SPL needs proper financial incentive, says report

dads, baby, reading

 

The Government should ensure that parents are financially rewarded when opting for Shared Parental Leave to send “a clear signal” about the role that both sexes play in bringing up children, according to the All Party Parliamentary Group on Women and Work’s annual report.

The report discusses how affordability is a key part of encouraging greater uptake of SPL and it cites one proposal it received to pay Shared Parental Leave at a greater rate than Statutory Maternity Leave or for men to receive a bonus for taking parental leave – something which it says has been successfully implemented in Iceland.

The report covers a range of areas, from getting more women into male-dominated sectors to the impact of automation on women, regulating the gig economy so it works for both employers and workers and harnessing technology to increase flexible working.

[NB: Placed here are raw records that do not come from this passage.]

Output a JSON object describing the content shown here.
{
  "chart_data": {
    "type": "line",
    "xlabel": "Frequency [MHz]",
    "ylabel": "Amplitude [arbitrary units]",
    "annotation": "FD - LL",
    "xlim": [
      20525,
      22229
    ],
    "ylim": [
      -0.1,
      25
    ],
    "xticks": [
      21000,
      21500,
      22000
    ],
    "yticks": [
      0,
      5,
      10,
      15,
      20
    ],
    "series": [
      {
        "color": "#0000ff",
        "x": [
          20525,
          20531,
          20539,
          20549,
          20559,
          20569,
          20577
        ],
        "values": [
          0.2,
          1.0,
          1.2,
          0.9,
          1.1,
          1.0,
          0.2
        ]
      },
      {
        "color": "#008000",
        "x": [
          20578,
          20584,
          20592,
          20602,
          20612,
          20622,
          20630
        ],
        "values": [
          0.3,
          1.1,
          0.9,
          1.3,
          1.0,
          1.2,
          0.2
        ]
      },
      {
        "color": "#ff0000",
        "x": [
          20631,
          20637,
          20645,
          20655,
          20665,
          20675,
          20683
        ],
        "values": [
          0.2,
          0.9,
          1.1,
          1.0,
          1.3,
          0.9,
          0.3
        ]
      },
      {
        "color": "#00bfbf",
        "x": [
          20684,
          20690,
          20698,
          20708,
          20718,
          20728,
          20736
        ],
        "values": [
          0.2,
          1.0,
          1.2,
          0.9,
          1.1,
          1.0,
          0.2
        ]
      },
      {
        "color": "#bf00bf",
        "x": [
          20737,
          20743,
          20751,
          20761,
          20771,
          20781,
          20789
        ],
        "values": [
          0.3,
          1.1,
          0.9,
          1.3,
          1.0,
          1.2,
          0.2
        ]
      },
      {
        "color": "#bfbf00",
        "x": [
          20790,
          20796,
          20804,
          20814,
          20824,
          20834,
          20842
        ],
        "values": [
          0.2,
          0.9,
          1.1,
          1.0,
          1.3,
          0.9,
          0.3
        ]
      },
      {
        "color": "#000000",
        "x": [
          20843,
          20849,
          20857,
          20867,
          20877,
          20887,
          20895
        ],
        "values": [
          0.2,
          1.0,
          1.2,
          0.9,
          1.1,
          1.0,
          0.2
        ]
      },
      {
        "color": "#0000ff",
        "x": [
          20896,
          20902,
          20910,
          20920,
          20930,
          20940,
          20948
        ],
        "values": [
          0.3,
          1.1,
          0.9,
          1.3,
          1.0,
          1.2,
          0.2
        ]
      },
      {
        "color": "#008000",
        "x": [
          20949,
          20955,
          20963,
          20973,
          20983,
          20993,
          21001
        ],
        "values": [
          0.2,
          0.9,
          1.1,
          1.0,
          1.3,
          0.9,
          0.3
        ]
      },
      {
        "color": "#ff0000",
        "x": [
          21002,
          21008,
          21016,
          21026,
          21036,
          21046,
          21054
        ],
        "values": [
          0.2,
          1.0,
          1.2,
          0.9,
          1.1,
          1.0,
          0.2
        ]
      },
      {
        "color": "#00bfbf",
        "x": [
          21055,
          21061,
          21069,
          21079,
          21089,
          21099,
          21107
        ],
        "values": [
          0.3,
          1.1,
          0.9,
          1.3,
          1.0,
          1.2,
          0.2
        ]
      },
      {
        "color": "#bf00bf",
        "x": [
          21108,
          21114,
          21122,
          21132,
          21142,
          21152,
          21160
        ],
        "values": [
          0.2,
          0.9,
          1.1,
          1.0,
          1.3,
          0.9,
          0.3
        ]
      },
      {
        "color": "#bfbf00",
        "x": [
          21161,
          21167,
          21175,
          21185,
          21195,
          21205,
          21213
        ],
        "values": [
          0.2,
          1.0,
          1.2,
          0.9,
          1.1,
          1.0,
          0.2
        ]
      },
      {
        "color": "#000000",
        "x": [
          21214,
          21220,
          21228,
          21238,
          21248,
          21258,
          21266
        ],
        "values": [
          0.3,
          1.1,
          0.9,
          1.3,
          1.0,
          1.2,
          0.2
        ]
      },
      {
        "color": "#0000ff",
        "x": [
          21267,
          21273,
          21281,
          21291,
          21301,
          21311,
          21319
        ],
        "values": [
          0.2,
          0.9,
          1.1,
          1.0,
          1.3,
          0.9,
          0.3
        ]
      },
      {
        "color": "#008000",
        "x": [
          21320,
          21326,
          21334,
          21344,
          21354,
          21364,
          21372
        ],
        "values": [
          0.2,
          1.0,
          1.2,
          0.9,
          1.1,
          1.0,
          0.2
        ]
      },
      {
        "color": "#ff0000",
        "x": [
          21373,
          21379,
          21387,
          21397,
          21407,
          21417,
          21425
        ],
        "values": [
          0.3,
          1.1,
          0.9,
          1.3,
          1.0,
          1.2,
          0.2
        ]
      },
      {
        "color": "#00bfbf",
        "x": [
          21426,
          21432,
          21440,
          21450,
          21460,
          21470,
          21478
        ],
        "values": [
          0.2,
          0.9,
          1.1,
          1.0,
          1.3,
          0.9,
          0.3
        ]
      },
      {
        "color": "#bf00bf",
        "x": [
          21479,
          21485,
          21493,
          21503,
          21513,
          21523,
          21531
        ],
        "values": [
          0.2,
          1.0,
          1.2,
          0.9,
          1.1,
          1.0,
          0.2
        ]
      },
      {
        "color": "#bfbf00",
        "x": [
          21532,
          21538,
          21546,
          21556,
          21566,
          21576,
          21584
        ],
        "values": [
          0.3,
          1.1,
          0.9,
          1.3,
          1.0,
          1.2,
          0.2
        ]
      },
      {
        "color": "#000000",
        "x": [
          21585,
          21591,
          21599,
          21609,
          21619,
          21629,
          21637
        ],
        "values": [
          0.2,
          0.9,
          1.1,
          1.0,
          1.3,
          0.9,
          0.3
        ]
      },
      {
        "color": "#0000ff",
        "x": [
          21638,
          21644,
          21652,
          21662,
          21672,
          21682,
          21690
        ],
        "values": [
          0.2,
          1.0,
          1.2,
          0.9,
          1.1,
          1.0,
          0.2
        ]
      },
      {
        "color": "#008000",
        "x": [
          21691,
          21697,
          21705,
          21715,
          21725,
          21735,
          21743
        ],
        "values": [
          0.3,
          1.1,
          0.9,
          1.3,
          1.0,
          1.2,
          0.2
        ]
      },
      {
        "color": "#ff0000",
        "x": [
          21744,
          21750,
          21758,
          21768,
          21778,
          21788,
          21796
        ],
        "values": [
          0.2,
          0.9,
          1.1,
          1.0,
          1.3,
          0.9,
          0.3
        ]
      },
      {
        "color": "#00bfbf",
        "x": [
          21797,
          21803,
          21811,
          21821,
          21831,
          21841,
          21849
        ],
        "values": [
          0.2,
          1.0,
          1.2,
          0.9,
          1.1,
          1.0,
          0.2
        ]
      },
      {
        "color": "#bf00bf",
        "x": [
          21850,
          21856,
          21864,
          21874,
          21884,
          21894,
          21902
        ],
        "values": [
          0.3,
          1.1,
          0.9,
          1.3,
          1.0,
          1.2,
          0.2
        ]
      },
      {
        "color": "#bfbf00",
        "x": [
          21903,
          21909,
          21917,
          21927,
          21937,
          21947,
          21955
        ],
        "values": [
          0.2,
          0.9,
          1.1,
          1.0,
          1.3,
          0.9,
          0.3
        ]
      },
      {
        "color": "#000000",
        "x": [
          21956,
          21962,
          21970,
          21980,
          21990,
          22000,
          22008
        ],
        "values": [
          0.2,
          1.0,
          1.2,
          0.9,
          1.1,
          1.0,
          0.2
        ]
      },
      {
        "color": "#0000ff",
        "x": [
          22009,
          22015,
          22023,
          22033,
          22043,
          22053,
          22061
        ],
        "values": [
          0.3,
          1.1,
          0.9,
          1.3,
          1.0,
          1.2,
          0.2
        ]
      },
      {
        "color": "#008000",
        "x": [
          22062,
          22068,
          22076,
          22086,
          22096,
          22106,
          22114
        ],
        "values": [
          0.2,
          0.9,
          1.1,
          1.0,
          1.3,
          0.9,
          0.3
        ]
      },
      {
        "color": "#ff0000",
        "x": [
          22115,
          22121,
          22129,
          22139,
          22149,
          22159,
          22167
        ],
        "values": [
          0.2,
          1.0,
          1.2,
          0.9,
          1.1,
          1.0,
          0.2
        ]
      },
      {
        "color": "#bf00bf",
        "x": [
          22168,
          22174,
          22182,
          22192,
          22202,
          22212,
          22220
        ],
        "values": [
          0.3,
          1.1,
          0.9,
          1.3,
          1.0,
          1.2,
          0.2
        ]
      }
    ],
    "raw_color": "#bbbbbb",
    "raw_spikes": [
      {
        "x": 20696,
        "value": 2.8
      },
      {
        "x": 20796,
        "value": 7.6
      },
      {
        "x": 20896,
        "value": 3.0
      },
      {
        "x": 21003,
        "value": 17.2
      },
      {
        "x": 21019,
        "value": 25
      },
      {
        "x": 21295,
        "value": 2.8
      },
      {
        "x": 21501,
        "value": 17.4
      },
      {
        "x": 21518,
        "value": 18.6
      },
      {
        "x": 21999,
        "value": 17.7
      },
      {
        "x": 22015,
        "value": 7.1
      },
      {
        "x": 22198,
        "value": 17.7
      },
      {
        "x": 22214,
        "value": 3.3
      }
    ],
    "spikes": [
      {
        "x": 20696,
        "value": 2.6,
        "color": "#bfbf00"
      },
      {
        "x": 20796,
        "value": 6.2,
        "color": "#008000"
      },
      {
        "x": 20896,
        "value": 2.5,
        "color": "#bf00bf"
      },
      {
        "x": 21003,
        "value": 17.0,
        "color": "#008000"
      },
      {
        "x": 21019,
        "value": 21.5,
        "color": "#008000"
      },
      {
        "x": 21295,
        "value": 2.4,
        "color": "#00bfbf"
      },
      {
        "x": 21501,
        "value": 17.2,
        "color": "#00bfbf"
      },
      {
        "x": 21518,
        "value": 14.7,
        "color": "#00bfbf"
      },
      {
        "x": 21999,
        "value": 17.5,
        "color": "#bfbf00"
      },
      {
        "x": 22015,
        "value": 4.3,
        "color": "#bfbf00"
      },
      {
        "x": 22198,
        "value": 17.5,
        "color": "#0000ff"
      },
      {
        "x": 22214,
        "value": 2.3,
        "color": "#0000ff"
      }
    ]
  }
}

With regard to schools and nurseries, it calls on the Government to issue guidance to help early years practitioners and
primary school teachers to encourage girls to express their interests where they fall outside of traditional gender stereotypes and to tackle girls’ perceptions that they lack the ability to study STEM subjects.

It also recommends that there should be a Life Skills module including digital skills and entrepreneurship embedded in the national curriculum at key stages three or four and that the Careers and Enterprise Company should define what a “meaningful encounter” with an employer during a young person’s education means by the end of 2018. It says: “Meaningful encounters should include opportunities to meet entrepreneurs, university staff, self-employed women and women role models working in sectors where women are under-represented.”

On parental leave, the report calls for all mothers, including self employed mums, to have access to Statutory Maternity Pay.

The report also focuses on training and development. It recommends that online platforms that support self-employed people, including digital platforms, should do more to support the people that work for them to undertake relevant training at work and it says the new National Retraining Scheme announced in the Autumn 2017 Budget should have a clear focus on upskilling the female workforce with in-demand skills such as digital literacy and have a specific focus on skills development for disabled women.